I am a sci-fi movie junkie, and one of my all-time favorites is the Mad Max series. These tales are of a post-apocalyptic Australia where scavengers battle to the death on ruined highways over who controls the world's last few drops of gasoline. Great stuff, if you find the end of the world compelling narrative. (For me, this was inevitable, since I grew up as a Cold War kid near Bethlehem Steel, which had multiple Soviet warheads targeted on it for decades.)
In the last Mad Max movie, Beyond Thunderdome, the story takes place in this quasi-city called Bartertown, which has developed its own form of sustainable energy in the form of methane distilled from pig droppings in a vast, squalid underground farm. The guy who runs the operation is a dwarf named Master, who rides piggyback on a developmentally challenged giant named Blaster. The conflict is that Auntie Entity, the mayor of Bartertown, doesn't like that Master Blaster routinely shut down energy production if they don't get what they want. And so Auntie Entity hires our hero to kill Master Blaster and solve the power struggle. Things go downhill from there, as you might imagine.
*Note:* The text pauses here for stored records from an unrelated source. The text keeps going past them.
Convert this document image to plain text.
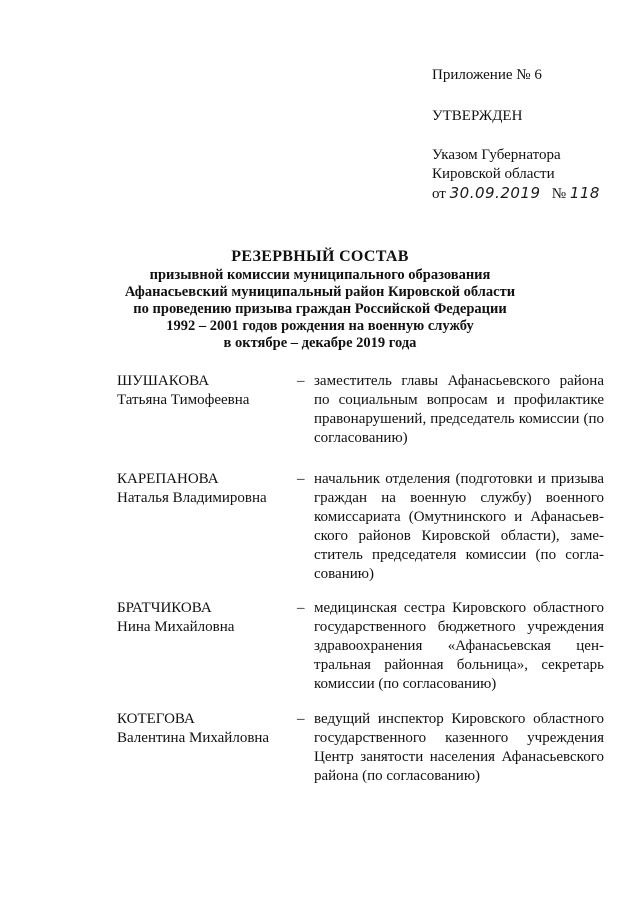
Приложение № 6
УТВЕРЖДЕН
Указом Губернатора
Кировской области
от 30.09.2019 № 118
РЕЗЕРВНЫЙ СОСТАВ
призывной комиссии муниципального образования
Афанасьевский муниципальный район Кировской области
по проведению призыва граждан Российской Федерации
1992 – 2001 годов рождения на военную службу
в октябре – декабре 2019 года
ШУШАКОВА
Татьяна Тимофеевна
– заместитель главы Афанасьевского района по социальным вопросам и профилактике правонарушений, председатель комиссии (по согласованию)
КАРЕПАНОВА
Наталья Владимировна
– начальник отделения (подготовки и призыва граждан на военную службу) военного комиссариата (Омутнинского и Афанасьевского районов Кировской области), заместитель председателя комиссии (по согласованию)
БРАТЧИКОВА
Нина Михайловна
– медицинская сестра Кировского областного государственного бюджетного учреждения здравоохранения «Афанасьевская центральная районная больница», секретарь комиссии (по согласованию)
КОТЕГОВА
Валентина Михайловна
– ведущий инспектор Кировского областного государственного казенного учреждения Центр занятости населения Афанасьевского района (по согласованию)
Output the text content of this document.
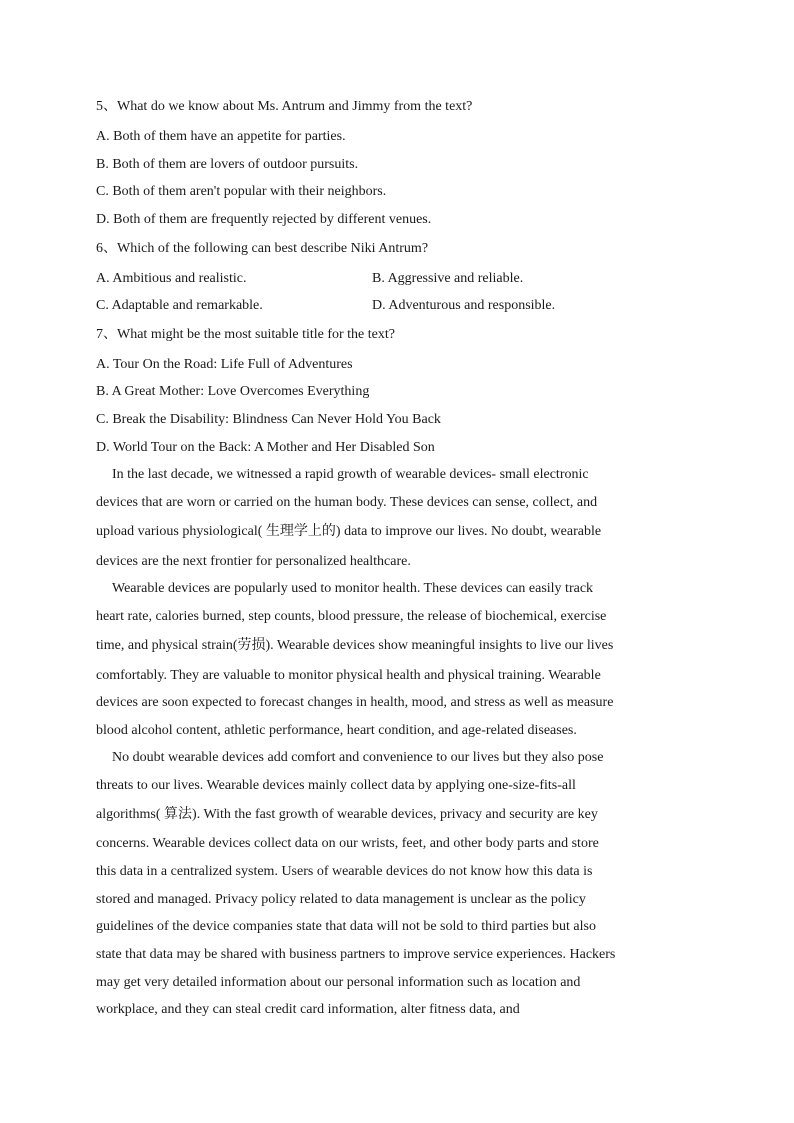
5、What do we know about Ms. Antrum and Jimmy from the text?
A. Both of them have an appetite for parties.
B. Both of them are lovers of outdoor pursuits.
C. Both of them aren't popular with their neighbors.
D. Both of them are frequently rejected by different venues.
6、Which of the following can best describe Niki Antrum?
A. Ambitious and realistic.	B. Aggressive and reliable.
C. Adaptable and remarkable.	D. Adventurous and responsible.
7、What might be the most suitable title for the text?
A. Tour On the Road: Life Full of Adventures
B. A Great Mother: Love Overcomes Everything
C. Break the Disability: Blindness Can Never Hold You Back
D. World Tour on the Back: A Mother and Her Disabled Son
In the last decade, we witnessed a rapid growth of wearable devices- small electronic
devices that are worn or carried on the human body. These devices can sense, collect, and
upload various physiological( 生理学上的) data to improve our lives. No doubt, wearable
devices are the next frontier for personalized healthcare.
Wearable devices are popularly used to monitor health. These devices can easily track
heart rate, calories burned, step counts, blood pressure, the release of biochemical, exercise
time, and physical strain(劳损). Wearable devices show meaningful insights to live our lives
comfortably. They are valuable to monitor physical health and physical training. Wearable
devices are soon expected to forecast changes in health, mood, and stress as well as measure
blood alcohol content, athletic performance, heart condition, and age-related diseases.
No doubt wearable devices add comfort and convenience to our lives but they also pose
threats to our lives. Wearable devices mainly collect data by applying one-size-fits-all
algorithms( 算法). With the fast growth of wearable devices, privacy and security are key
concerns. Wearable devices collect data on our wrists, feet, and other body parts and store
this data in a centralized system. Users of wearable devices do not know how this data is
stored and managed. Privacy policy related to data management is unclear as the policy
guidelines of the device companies state that data will not be sold to third parties but also
state that data may be shared with business partners to improve service experiences. Hackers
may get very detailed information about our personal information such as location and
workplace, and they can steal credit card information, alter fitness data, and
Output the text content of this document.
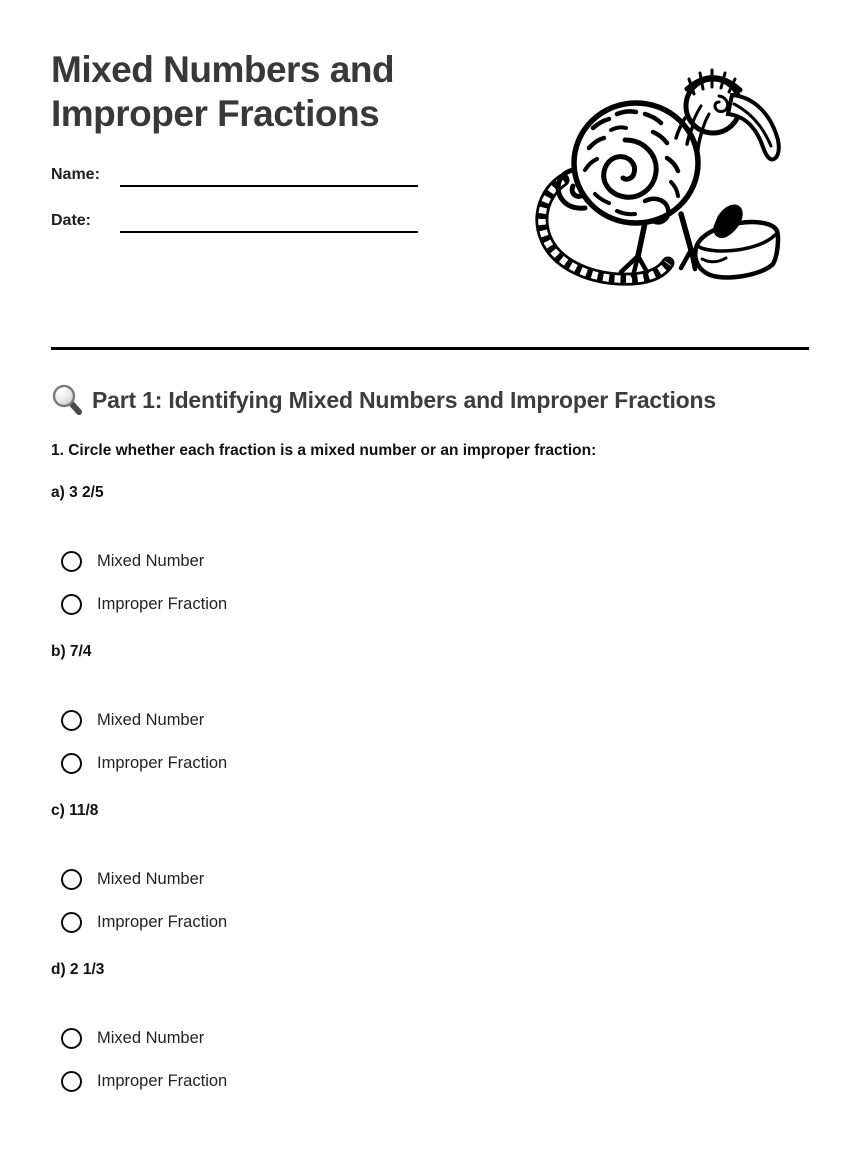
Mixed Numbers and Improper Fractions
Name:
Date:
Part 1: Identifying Mixed Numbers and Improper Fractions
1. Circle whether each fraction is a mixed number or an improper fraction:
a) 3 2/5
Mixed Number
Improper Fraction
b) 7/4
Mixed Number
Improper Fraction
c) 11/8
Mixed Number
Improper Fraction
d) 2 1/3
Mixed Number
Improper Fraction
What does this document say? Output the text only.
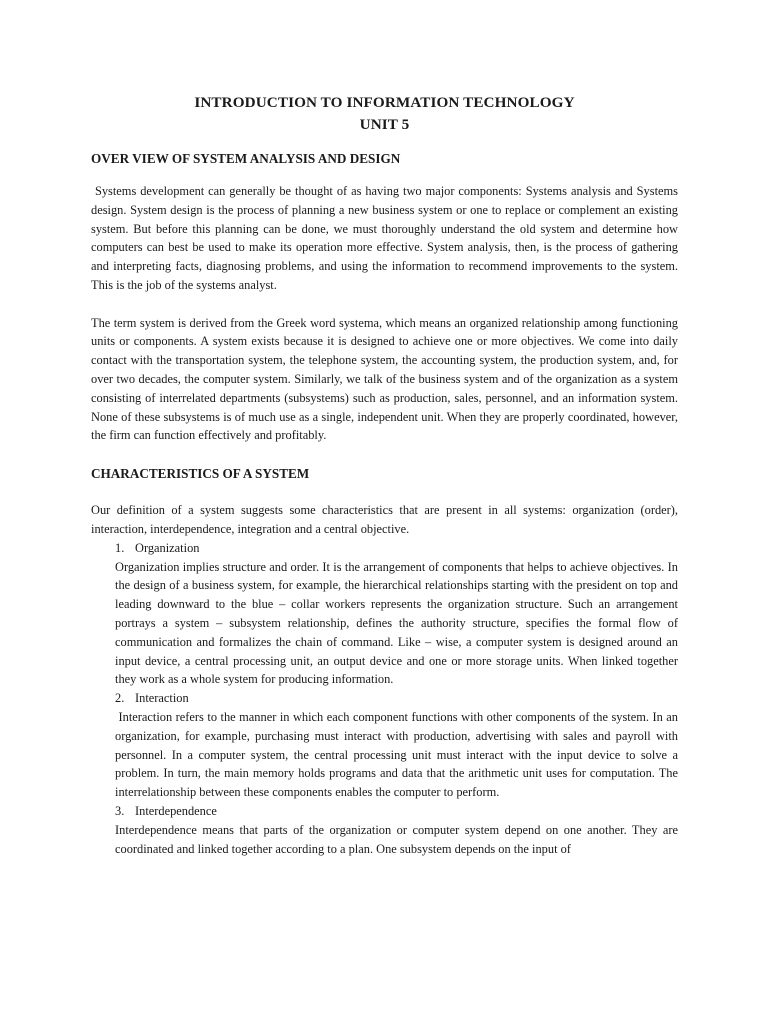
INTRODUCTION TO INFORMATION TECHNOLOGY

UNIT 5

OVER VIEW OF SYSTEM ANALYSIS AND DESIGN

Systems development can generally be thought of as having two major components: Systems analysis and Systems design. System design is the process of planning a new business system or one to replace or complement an existing system. But before this planning can be done, we must thoroughly understand the old system and determine how computers can best be used to make its operation more effective. System analysis, then, is the process of gathering and interpreting facts, diagnosing problems, and using the information to recommend improvements to the system. This is the job of the systems analyst.

The term system is derived from the Greek word systema, which means an organized relationship among functioning units or components. A system exists because it is designed to achieve one or more objectives. We come into daily contact with the transportation system, the telephone system, the accounting system, the production system, and, for over two decades, the computer system. Similarly, we talk of the business system and of the organization as a system consisting of interrelated departments (subsystems) such as production, sales, personnel, and an information system. None of these subsystems is of much use as a single, independent unit. When they are properly coordinated, however, the firm can function effectively and profitably.

CHARACTERISTICS OF A SYSTEM

Our definition of a system suggests some characteristics that are present in all systems: organization (order), interaction, interdependence, integration and a central objective.

1. Organization

Organization implies structure and order. It is the arrangement of components that helps to achieve objectives. In the design of a business system, for example, the hierarchical relationships starting with the president on top and leading downward to the blue – collar workers represents the organization structure. Such an arrangement portrays a system – subsystem relationship, defines the authority structure, specifies the formal flow of communication and formalizes the chain of command. Like – wise, a computer system is designed around an input device, a central processing unit, an output device and one or more storage units. When linked together they work as a whole system for producing information.

2. Interaction

Interaction refers to the manner in which each component functions with other components of the system. In an organization, for example, purchasing must interact with production, advertising with sales and payroll with personnel. In a computer system, the central processing unit must interact with the input device to solve a problem. In turn, the main memory holds programs and data that the arithmetic unit uses for computation. The interrelationship between these components enables the computer to perform.

3. Interdependence

Interdependence means that parts of the organization or computer system depend on one another. They are coordinated and linked together according to a plan. One subsystem depends on the input of
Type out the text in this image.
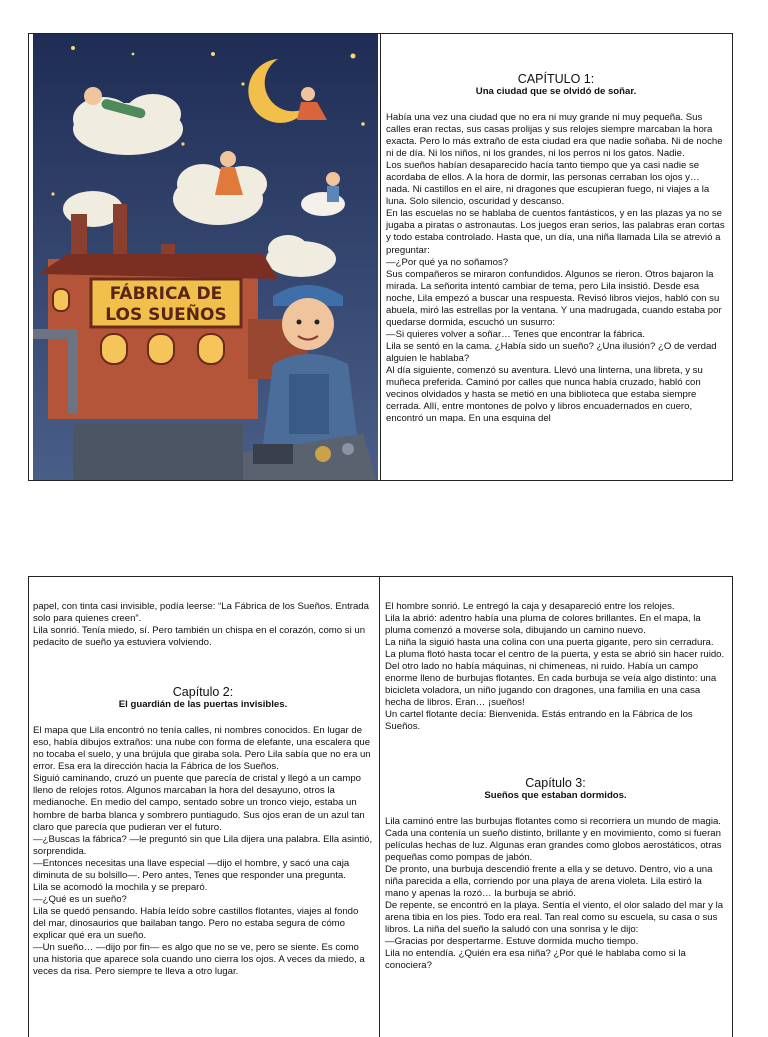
FÁBRICA DE
LOS SUEÑOS
CAPÍTULO 1:
Una ciudad que se olvidó de soñar.

Había una vez una ciudad que no era ni muy grande ni muy pequeña. Sus calles eran rectas, sus casas prolijas y sus relojes siempre marcaban la hora exacta. Pero lo más extraño de esta ciudad era que nadie soñaba. Ni de noche ni de día. Ni los niños, ni los grandes, ni los perros ni los gatos. Nadie.

Los sueños habían desaparecido hacía tanto tiempo que ya casi nadie se acordaba de ellos. A la hora de dormir, las personas cerraban los ojos y… nada. Ni castillos en el aire, ni dragones que escupieran fuego, ni viajes a la luna. Solo silencio, oscuridad y descanso.

En las escuelas no se hablaba de cuentos fantásticos, y en las plazas ya no se jugaba a piratas o astronautas. Los juegos eran serios, las palabras eran cortas y todo estaba controlado. Hasta que, un día, una niña llamada Lila se atrevió a preguntar:

—¿Por qué ya no soñamos?

Sus compañeros se miraron confundidos. Algunos se rieron. Otros bajaron la mirada. La señorita intentó cambiar de tema, pero Lila insistió. Desde esa noche, Lila empezó a buscar una respuesta. Revisó libros viejos, habló con su abuela, miró las estrellas por la ventana. Y una madrugada, cuando estaba por quedarse dormida, escuchó un susurro:

—Si quieres volver a soñar… Tenes que encontrar la fábrica.

Lila se sentó en la cama. ¿Había sido un sueño? ¿Una ilusión? ¿O de verdad alguien le hablaba?

Al día siguiente, comenzó su aventura. Llevó una linterna, una libreta, y su muñeca preferida. Caminó por calles que nunca había cruzado, habló con vecinos olvidados y hasta se metió en una biblioteca que estaba siempre cerrada. Allí, entre montones de polvo y libros encuadernados en cuero, encontró un mapa. En una esquina del

papel, con tinta casi invisible, podía leerse: “La Fábrica de los Sueños. Entrada solo para quienes creen”.

Lila sonrió. Tenía miedo, sí. Pero también un chispa en el corazón, como si un pedacito de sueño ya estuviera volviendo.

Capítulo 2:
El guardián de las puertas invisibles.

El mapa que Lila encontró no tenía calles, ni nombres conocidos. En lugar de eso, había dibujos extraños: una nube con forma de elefante, una escalera que no tocaba el suelo, y una brújula que giraba sola. Pero Lila sabía que no era un error. Esa era la dirección hacia la Fábrica de los Sueños.

Siguió caminando, cruzó un puente que parecía de cristal y llegó a un campo lleno de relojes rotos. Algunos marcaban la hora del desayuno, otros la medianoche. En medio del campo, sentado sobre un tronco viejo, estaba un hombre de barba blanca y sombrero puntiagudo. Sus ojos eran de un azul tan claro que parecía que pudieran ver el futuro.

—¿Buscas la fábrica? —le preguntó sin que Lila dijera una palabra. Ella asintió, sorprendida.

—Entonces necesitas una llave especial —dijo el hombre, y sacó una caja diminuta de su bolsillo—. Pero antes, Tenes que responder una pregunta.

Lila se acomodó la mochila y se preparó.

—¿Qué es un sueño?

Lila se quedó pensando. Había leído sobre castillos flotantes, viajes al fondo del mar, dinosaurios que bailaban tango. Pero no estaba segura de cómo explicar qué era un sueño.

—Un sueño… —dijo por fin— es algo que no se ve, pero se siente. Es como una historia que aparece sola cuando uno cierra los ojos. A veces da miedo, a veces da risa. Pero siempre te lleva a otro lugar.

El hombre sonrió. Le entregó la caja y desapareció entre los relojes.

Lila la abrió: adentro había una pluma de colores brillantes. En el mapa, la pluma comenzó a moverse sola, dibujando un camino nuevo.

La niña la siguió hasta una colina con una puerta gigante, pero sin cerradura. La pluma flotó hasta tocar el centro de la puerta, y esta se abrió sin hacer ruido.

Del otro lado no había máquinas, ni chimeneas, ni ruido. Había un campo enorme lleno de burbujas flotantes. En cada burbuja se veía algo distinto: una bicicleta voladora, un niño jugando con dragones, una familia en una casa hecha de libros. Eran… ¡sueños!

Un cartel flotante decía: Bienvenida. Estás entrando en la Fábrica de los Sueños.

Capítulo 3:
Sueños que estaban dormidos.

Lila caminó entre las burbujas flotantes como si recorriera un mundo de magia. Cada una contenía un sueño distinto, brillante y en movimiento, como si fueran películas hechas de luz. Algunas eran grandes como globos aerostáticos, otras pequeñas como pompas de jabón.

De pronto, una burbuja descendió frente a ella y se detuvo. Dentro, vio a una niña parecida a ella, corriendo por una playa de arena violeta. Lila estiró la mano y apenas la rozó… la burbuja se abrió.

De repente, se encontró en la playa. Sentía el viento, el olor salado del mar y la arena tibia en los pies. Todo era real. Tan real como su escuela, su casa o sus libros. La niña del sueño la saludó con una sonrisa y le dijo:

—Gracias por despertarme. Estuve dormida mucho tiempo.

Lila no entendía. ¿Quién era esa niña? ¿Por qué le hablaba como si la conociera?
Every time I read about the impending federal shutdown, which is scheduled for tomorrow but might be forestalled by an emergency spending bill, I think of Bartertown. What we have here are two parties whose interests are as entrenched as they are opposed. Both had good and bad ideas. Neither has shown a heck of a lot of interest in dealing meaningfully with the other. In the end, it does not look likely that there will be a shutdown, or if there is, it will be a short one before somebody blinks and a deal is made.
The funny thing is that the most immediate budget concerns are cuts in the $20 billion range that compared to the larger budget, are small potatoes. And yet, there are larger philosophical issues over society and the extent of governance attached to these expenditures that lead to political contests outsized to the amount of money being discussed. This way lies gridlock.